Римма посмотрела на притихшего Шубина. Его глаза были по – прежнему бесхитростны и наивны, он виновато потупился в пол.
– Юра, а ты чего-нибудь боялся в жизни? – вдруг спросила Римма.
– Я? Так не припомню, чтобы меня пугало. Правда, когда учился в школе, мать ругала меня за плохие отметки. Школу я окончил с серебряной медалью, а университет с красным дипломом. И знаешь, почему? Я боялся осуждения, порицания, разочарования во мне самом, как личности.
– Ты не заметил нелепых совпадений за последнее время? – задумалась Римма. – Послушай, нашу лодку чуть не перевернул огромный сом, когда мы с Янисом промеряли глубину озера. Он признался, что опасается сомов с детства. О моих страхах ты уже знаешь, а ты…
– А я не оправдал надежд группы, прозевал лошадей, ты обо мне Бог весть, что теперь думаешь, и Герман Львович косо на меня смотрел, – начал догадываться Шубин.
– А, что если Лабынкыр взращивает наши фобии, чтобы погубить нас!
– Материализует страхи, ты хочешь сказать?

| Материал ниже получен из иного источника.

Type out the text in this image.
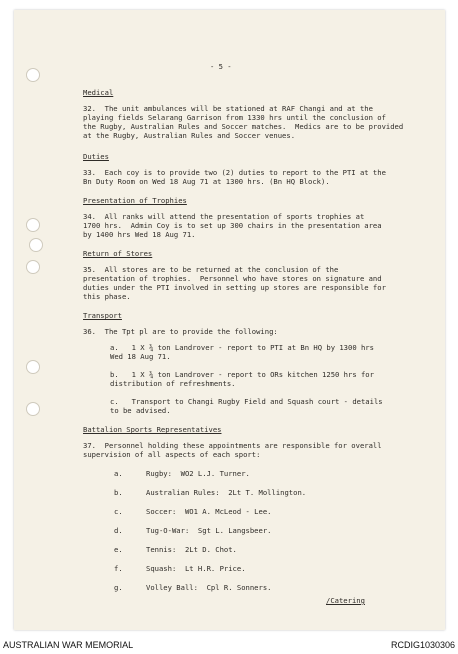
- 5 -

Medical

32.  The unit ambulances will be stationed at RAF Changi and at the

playing fields Selarang Garrison from 1330 hrs until the conclusion of

the Rugby, Australian Rules and Soccer matches.  Medics are to be provided

at the Rugby, Australian Rules and Soccer venues.

Duties

33.  Each coy is to provide two (2) duties to report to the PTI at the

Bn Duty Room on Wed 18 Aug 71 at 1300 hrs. (Bn HQ Block).

Presentation of Trophies

34.  All ranks will attend the presentation of sports trophies at

1700 hrs.  Admin Coy is to set up 300 chairs in the presentation area

by 1400 hrs Wed 18 Aug 71.

Return of Stores

35.  All stores are to be returned at the conclusion of the

presentation of trophies.  Personnel who have stores on signature and

duties under the PTI involved in setting up stores are responsible for

this phase.

Transport

36.  The Tpt pl are to provide the following:

a.   1 X ¾ ton Landrover - report to PTI at Bn HQ by 1300 hrs

Wed 18 Aug 71.

b.   1 X ¾ ton Landrover - report to ORs kitchen 1250 hrs for

distribution of refreshments.

c.   Transport to Changi Rugby Field and Squash court - details

to be advised.

Battalion Sports Representatives

37.  Personnel holding these appointments are responsible for overall

supervision of all aspects of each sport:

a.	Rugby:  WO2 L.J. Turner.

b.	Australian Rules:  2Lt T. Mollington.

c.	Soccer:  WO1 A. McLeod - Lee.

d.	Tug-O-War:  Sgt L. Langsbeer.

e.	Tennis:  2Lt D. Chot.

f.	Squash:  Lt H.R. Price.

g.	Volley Ball:  Cpl R. Sonners.

/Catering

AUSTRALIAN WAR MEMORIAL	RCDIG1030306
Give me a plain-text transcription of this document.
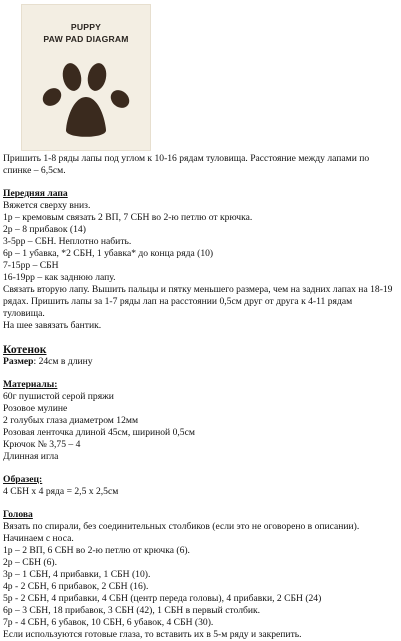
PUPPY
PAW PAD DIAGRAM

Пришить 1-8 ряды лапы под углом к 10-16 рядам туловища. Расстояние между лапами по спинке – 6,5см.

Передняя лапа

Вяжется сверху вниз.

1р – кремовым связать 2 ВП, 7 СБН во 2-ю петлю от крючка.

2р – 8 прибавок (14)

3-5рр – СБН. Неплотно набить.

6р – 1 убавка, *2 СБН, 1 убавка* до конца ряда (10)

7-15рр – СБН

16-19рр – как заднюю лапу.

Связать вторую лапу. Вышить пальцы и пятку меньшего размера, чем на задних лапах на 18-19 рядах. Пришить лапы за 1-7 ряды лап на расстоянии 0,5см друг от друга к 4-11 рядам туловища.

На шее завязать бантик.

Котенок

Размер: 24см в длину

Материалы:

60г пушистой серой пряжи

Розовое мулине

2 голубых глаза диаметром 12мм

Розовая ленточка длиной 45см, шириной 0,5см

Крючок № 3,75 – 4

Длинная игла

Образец:

4 СБН х 4 ряда = 2,5 х 2,5см

Голова

Вязать по спирали, без соединительных столбиков (если это не оговорено в описании).

Начинаем с носа.

1р – 2 ВП, 6 СБН во 2-ю петлю от крючка (6).

2р – СБН (6).

3р – 1 СБН, 4 прибавки, 1 СБН (10).

4р - 2 СБН, 6 прибавок, 2 СБН (16).

5р - 2 СБН, 4 прибавки, 4 СБН (центр переда головы), 4 прибавки, 2 СБН (24)

6р – 3 СБН, 18 прибавок, 3 СБН (42), 1 СБН в первый столбик.

7р - 4 СБН, 6 убавок, 10 СБН, 6 убавок, 4 СБН (30).

Если используются готовые глаза, то вставить их в 5-м ряду и закрепить.
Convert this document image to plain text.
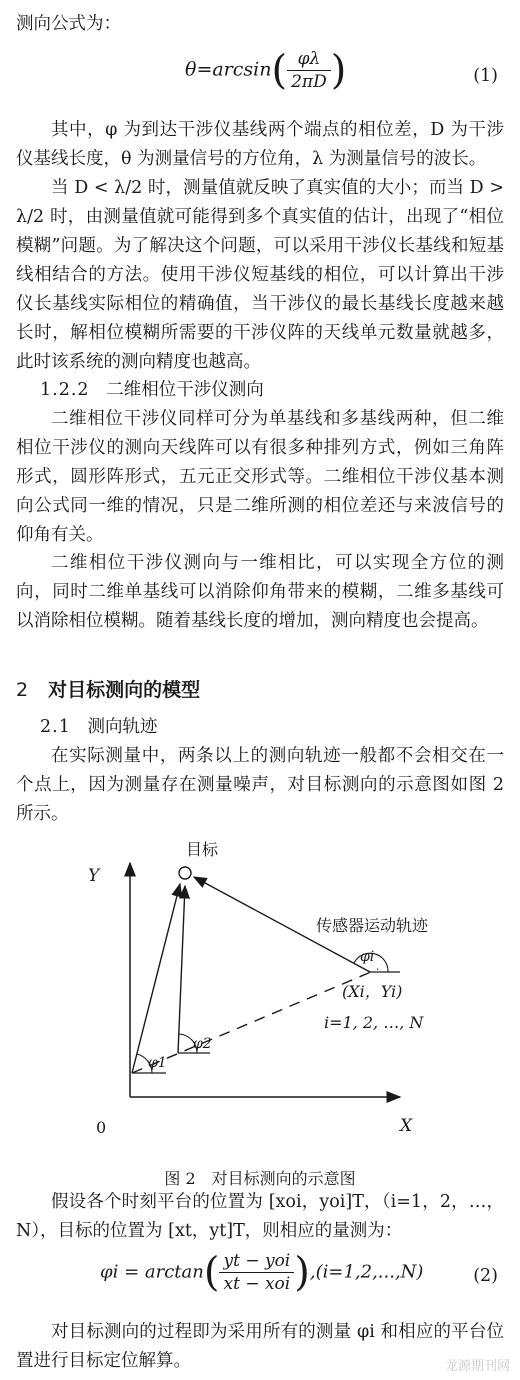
测向公式为：

$\theta=\arcsin( \frac{\varphi\lambda}{2\pi D}$ )	(1)

其中，φ 为到达干涉仪基线两个端点的相位差，D 为干涉仪基线长度，θ 为测量信号的方位角，λ 为测量信号的波长。

当 D < λ/2 时，测量值就反映了真实值的大小；而当 D > λ/2 时，由测量值就可能得到多个真实值的估计，出现了“相位模糊”问题。为了解决这个问题，可以采用干涉仪长基线和短基线相结合的方法。使用干涉仪短基线的相位，可以计算出干涉仪长基线实际相位的精确值，当干涉仪的最长基线长度越来越长时，解相位模糊所需要的干涉仪阵的天线单元数量就越多，此时该系统的测向精度也越高。

1.2.2 二维相位干涉仪测向

二维相位干涉仪同样可分为单基线和多基线两种，但二维相位干涉仪的测向天线阵可以有很多种排列方式，例如三角阵形式，圆形阵形式，五元正交形式等。二维相位干涉仪基本测向公式同一维的情况，只是二维所测的相位差还与来波信号的仰角有关。

二维相位干涉仪测向与一维相比，可以实现全方位的测向，同时二维单基线可以消除仰角带来的模糊，二维多基线可以消除相位模糊。随着基线长度的增加，测向精度也会提高。

2 对目标测向的模型

2.1 测向轨迹

在实际测量中，两条以上的测向轨迹一般都不会相交在一个点上，因为测量存在测量噪声，对目标测向的示意图如图 2 所示。

Y
X
0
目标
φ1
φ2
φi
传感器运动轨迹
(Xi，Yi)
i=1, 2, …, N
图 2　对目标测向的示意图

假设各个时刻平台的位置为 [xoi，yoi]T，（i=1，2，…，N），目标的位置为 [xt，yt]T，则相应的量测为：

$\varphi i = \arctan( \frac{\text{yt − yoi}}{\text{xt − xoi}} ),(i=1,2,...,N)$	(2)

对目标测向的过程即为采用所有的测量 φi 和相应的平台位置进行目标定位解算。	龙源期刊网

– С точки зрения психологии – это возможно. И чтобы не страдать навязчивыми идеями, нужно бороться со своими страхами, тогда мы можем противостоять ему!
– Кому? Лабынкырскому черту? – с усмешкой произнес Юра. – Ты в это веришь?
– Трудно объяснить, – вздохнула Римма, – так зачем ты меня искал?
– Ах, да, – вспомнил Шубин, – я поставил в юрте радиометр и подключил его. Плотность потока частиц превышена именно в чуме, за его пределами – никаких превышений.
– Ты говорил Можайскому?
– Пока нет, я думаю, нам нужно уходить. Пусть присылают на Лабынкыр хорошо подготовленную экспедицию из Академии наук. Мы – так, капля в океане, от нас четверых мало толку.
В чум зашли Герман Львович и Янис. Латыш бросил недоверчивый взгляд на Шубина и переглянулся с Можайским. Видно старый геолог уже поделился с ним последними новостями.